Numa região que guarda segredos sobre o passado do Rio e do Brasil, está sendo erguido um museu que vai propor uma reflexão sobre o futuro da humanidade. O Museu do Amanhã vai ocupar uma área de 15 mil metros quadrados do porto do Rio de Janeiro e fazer com que o visitante vivencie experiências científicas para refletir sobre a relação do homem com o planeta.

No lançamento do projeto, o arquiteto responsável, o espanhol Santiago Calatrava, disse que a intenção é fazer um museu que seja um exemplo de uma vida mais sustentável.

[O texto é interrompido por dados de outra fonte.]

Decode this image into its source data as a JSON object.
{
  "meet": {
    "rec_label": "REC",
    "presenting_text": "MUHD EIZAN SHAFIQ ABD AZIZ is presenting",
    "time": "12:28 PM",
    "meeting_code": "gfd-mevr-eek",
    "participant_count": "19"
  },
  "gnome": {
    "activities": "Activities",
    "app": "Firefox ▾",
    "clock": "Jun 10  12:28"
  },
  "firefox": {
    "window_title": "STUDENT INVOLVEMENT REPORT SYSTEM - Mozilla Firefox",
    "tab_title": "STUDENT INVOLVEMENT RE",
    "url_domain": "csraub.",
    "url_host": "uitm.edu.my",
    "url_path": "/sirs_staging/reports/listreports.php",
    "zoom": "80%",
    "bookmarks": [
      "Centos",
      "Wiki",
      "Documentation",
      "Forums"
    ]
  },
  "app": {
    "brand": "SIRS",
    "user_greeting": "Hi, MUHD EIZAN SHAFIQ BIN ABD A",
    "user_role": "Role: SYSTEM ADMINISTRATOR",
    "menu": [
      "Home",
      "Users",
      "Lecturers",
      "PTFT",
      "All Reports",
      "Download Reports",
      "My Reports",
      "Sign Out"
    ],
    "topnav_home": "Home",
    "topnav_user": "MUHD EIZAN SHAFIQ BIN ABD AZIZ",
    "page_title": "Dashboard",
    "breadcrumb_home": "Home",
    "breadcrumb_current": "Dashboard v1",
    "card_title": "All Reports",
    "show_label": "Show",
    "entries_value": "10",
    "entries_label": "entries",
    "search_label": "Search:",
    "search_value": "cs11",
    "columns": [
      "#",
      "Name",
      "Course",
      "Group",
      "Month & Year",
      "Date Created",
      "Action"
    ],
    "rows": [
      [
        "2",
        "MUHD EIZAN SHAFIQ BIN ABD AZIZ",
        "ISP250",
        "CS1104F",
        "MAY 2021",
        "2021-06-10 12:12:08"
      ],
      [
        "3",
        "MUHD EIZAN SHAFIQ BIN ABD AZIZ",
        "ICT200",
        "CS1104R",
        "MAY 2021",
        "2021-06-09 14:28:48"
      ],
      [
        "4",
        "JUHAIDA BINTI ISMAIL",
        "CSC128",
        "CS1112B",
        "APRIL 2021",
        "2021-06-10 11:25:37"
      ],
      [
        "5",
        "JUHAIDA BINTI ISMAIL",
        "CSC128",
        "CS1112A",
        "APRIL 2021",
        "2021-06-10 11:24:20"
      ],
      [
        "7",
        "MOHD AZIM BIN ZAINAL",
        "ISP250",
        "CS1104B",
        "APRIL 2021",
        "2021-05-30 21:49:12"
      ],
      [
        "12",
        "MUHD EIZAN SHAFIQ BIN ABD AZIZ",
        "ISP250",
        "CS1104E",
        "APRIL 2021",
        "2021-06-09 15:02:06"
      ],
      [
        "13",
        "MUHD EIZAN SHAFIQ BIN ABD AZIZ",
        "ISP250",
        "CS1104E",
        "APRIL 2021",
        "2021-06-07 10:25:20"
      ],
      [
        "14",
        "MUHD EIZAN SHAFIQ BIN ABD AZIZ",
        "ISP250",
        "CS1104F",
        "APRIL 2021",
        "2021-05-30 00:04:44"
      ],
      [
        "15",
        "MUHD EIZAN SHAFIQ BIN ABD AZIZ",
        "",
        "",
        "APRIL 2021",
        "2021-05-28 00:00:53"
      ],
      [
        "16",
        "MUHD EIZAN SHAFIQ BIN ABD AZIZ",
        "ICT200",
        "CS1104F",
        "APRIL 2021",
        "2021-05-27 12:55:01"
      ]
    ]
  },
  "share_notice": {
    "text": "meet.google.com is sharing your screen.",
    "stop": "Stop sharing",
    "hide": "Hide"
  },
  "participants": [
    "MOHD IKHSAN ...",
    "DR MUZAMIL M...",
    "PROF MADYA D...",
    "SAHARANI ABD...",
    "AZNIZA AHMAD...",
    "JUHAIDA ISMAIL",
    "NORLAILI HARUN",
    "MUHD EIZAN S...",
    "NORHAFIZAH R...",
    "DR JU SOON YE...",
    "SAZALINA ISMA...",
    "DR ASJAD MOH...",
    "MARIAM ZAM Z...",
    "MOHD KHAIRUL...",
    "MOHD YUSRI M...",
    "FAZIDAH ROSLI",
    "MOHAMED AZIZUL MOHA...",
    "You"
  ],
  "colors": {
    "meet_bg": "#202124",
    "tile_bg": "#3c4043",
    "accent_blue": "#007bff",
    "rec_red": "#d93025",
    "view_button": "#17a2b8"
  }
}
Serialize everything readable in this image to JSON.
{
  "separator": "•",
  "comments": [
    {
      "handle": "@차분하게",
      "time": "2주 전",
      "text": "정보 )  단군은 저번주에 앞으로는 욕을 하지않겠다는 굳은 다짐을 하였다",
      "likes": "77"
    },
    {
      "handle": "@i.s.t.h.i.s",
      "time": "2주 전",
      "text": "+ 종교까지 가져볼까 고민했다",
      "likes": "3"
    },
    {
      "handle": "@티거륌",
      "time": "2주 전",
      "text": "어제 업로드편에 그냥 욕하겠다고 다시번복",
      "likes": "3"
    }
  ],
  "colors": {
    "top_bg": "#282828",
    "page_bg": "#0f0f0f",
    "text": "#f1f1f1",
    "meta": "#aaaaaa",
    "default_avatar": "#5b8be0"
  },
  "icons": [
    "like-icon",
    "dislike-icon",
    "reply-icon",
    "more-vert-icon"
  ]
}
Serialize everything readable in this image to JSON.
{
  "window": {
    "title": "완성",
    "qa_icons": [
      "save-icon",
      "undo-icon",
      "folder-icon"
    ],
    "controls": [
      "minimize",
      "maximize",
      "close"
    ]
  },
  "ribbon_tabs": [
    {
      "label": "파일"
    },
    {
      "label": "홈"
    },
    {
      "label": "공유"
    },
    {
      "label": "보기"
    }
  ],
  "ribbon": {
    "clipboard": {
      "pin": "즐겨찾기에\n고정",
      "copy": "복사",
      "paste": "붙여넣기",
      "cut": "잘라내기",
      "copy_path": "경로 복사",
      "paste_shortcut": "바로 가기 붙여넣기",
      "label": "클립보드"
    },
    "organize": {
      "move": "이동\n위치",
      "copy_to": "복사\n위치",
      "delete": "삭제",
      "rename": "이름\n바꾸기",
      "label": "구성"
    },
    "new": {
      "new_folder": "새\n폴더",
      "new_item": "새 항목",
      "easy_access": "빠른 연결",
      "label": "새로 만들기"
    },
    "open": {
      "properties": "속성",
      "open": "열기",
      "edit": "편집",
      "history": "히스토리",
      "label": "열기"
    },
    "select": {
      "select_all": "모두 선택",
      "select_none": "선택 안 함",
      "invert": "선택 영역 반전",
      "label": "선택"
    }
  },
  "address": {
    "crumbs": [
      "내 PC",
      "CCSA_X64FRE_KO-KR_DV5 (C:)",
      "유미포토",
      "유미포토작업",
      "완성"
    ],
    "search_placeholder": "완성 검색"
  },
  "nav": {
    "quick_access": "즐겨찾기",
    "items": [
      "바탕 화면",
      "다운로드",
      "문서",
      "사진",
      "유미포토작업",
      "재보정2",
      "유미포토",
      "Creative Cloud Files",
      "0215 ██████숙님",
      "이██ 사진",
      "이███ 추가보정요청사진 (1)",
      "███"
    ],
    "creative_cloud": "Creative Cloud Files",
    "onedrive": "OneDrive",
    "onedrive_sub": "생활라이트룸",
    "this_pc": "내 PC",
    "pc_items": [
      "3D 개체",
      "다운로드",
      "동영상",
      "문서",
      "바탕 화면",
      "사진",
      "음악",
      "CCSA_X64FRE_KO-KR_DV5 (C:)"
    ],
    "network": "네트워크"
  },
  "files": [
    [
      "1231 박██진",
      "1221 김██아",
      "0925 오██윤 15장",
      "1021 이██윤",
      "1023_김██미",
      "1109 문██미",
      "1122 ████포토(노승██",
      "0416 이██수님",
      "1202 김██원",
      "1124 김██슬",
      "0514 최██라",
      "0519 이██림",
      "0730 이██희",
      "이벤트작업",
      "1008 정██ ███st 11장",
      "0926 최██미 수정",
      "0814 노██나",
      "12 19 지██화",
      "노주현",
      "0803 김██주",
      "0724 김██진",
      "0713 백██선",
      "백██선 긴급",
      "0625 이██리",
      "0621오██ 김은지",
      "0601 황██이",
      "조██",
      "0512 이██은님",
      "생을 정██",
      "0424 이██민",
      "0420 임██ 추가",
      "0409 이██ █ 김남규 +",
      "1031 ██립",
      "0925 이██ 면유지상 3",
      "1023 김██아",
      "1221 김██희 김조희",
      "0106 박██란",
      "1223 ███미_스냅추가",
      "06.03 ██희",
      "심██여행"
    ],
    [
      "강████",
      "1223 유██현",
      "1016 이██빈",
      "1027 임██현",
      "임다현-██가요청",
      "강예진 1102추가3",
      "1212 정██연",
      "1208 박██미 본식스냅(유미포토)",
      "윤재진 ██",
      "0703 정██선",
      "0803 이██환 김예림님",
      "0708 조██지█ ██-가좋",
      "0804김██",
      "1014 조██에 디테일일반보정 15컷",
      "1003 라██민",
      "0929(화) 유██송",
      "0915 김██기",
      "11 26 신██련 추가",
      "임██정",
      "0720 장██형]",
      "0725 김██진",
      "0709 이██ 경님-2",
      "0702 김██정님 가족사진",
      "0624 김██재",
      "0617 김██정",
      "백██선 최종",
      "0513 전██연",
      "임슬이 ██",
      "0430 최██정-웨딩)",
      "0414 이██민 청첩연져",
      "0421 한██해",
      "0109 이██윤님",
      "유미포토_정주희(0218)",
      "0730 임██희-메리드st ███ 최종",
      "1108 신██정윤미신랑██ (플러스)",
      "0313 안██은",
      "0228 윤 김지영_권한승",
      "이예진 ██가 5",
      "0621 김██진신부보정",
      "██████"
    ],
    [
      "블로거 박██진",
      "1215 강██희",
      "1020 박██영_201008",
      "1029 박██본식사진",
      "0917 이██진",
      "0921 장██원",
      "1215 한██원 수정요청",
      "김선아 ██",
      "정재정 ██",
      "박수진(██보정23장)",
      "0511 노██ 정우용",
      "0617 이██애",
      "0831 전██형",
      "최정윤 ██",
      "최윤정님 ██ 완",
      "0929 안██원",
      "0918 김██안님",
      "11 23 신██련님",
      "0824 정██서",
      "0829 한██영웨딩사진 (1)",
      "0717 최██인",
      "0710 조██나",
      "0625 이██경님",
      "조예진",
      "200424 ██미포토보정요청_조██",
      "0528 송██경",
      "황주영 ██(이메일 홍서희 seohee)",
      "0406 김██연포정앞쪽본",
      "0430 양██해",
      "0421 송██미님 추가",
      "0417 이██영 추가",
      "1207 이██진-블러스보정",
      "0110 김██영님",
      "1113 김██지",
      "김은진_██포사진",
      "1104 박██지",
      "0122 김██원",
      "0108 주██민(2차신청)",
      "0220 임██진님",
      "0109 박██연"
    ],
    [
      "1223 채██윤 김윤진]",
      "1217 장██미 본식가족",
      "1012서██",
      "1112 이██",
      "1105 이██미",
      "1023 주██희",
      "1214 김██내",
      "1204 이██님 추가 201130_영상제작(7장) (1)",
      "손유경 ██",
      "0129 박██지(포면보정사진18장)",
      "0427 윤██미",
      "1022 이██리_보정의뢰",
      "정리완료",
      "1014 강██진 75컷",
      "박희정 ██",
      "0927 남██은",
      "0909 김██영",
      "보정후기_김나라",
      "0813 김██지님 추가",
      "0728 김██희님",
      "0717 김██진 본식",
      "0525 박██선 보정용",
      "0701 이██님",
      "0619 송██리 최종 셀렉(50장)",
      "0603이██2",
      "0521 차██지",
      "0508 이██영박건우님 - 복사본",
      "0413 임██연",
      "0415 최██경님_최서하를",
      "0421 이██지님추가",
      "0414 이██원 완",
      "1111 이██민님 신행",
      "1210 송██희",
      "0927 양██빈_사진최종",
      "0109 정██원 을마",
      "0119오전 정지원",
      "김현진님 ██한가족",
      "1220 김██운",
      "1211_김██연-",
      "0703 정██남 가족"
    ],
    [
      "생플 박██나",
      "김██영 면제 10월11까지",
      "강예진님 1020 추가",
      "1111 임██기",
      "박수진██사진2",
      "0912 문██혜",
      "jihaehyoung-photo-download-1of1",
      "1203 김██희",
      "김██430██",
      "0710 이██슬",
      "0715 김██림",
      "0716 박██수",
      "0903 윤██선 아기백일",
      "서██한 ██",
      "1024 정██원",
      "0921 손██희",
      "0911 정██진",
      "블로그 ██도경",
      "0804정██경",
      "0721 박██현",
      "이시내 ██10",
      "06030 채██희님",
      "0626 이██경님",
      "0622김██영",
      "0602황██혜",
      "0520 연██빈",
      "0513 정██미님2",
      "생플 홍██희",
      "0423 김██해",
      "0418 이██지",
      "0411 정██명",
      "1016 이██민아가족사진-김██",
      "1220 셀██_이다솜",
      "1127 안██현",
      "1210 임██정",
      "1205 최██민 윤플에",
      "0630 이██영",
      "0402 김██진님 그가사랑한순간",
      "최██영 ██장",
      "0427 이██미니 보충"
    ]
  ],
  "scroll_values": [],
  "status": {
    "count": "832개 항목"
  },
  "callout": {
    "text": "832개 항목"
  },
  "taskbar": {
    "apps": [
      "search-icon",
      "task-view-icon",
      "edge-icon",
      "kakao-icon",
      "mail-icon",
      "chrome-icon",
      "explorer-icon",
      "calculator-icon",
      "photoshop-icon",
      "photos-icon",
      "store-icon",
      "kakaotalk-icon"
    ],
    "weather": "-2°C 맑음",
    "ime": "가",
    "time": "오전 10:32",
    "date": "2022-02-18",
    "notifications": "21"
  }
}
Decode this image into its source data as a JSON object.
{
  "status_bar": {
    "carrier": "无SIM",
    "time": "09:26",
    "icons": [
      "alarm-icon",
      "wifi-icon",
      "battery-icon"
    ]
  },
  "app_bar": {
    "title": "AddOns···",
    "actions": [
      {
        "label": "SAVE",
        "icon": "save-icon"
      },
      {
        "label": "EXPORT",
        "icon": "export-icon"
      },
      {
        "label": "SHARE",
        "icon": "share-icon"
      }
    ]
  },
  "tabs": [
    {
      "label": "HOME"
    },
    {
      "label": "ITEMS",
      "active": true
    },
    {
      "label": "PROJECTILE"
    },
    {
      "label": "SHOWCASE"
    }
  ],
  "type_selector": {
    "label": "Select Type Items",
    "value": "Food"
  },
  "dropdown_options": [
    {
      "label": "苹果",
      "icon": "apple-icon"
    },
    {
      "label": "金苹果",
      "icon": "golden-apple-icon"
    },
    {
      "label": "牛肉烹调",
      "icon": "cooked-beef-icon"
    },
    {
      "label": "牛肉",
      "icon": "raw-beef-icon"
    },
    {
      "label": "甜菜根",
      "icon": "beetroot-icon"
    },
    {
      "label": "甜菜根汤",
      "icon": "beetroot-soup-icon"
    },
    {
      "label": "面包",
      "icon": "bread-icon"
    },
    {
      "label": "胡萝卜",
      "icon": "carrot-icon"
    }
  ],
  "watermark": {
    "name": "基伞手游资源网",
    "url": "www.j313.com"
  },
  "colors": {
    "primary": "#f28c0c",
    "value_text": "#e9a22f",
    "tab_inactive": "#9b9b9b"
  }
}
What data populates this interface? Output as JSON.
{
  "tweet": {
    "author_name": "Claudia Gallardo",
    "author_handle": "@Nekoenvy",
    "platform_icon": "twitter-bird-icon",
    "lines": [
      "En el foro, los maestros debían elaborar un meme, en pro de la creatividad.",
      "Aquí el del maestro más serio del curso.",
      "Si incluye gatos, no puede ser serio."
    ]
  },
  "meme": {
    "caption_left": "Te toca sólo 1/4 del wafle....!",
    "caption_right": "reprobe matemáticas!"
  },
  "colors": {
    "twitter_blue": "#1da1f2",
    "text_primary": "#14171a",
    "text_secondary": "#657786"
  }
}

A fachada branca tem as curvas inspiradas na mata atlântica. A leveza dos traços somada a um grande espelho d’água provido pela Baía de Guanabara dará a impressão de que o edifício flutua. A água da baía também será usada no sistema de refrigeração do prédio. O telhado será formado por abas móveis que, além de proverem ventilação natural, servirão de base para a instalação de placas fotovoltaicas para a captação de energia solar.

O museu terá dois níveis ligados por rampas onde estarão salas para exposições temporárias, pesquisa, ações educativas e exposição permanente, um auditório, uma loja, um café e um restaurante.

Orçada em R$ 215 milhões, a obra, fruto de uma parceria público-privada da Prefeitura do Rio de Janeiro, começou em novembro de 2011 e tem previsão de término para o primeiro semestre de 2014.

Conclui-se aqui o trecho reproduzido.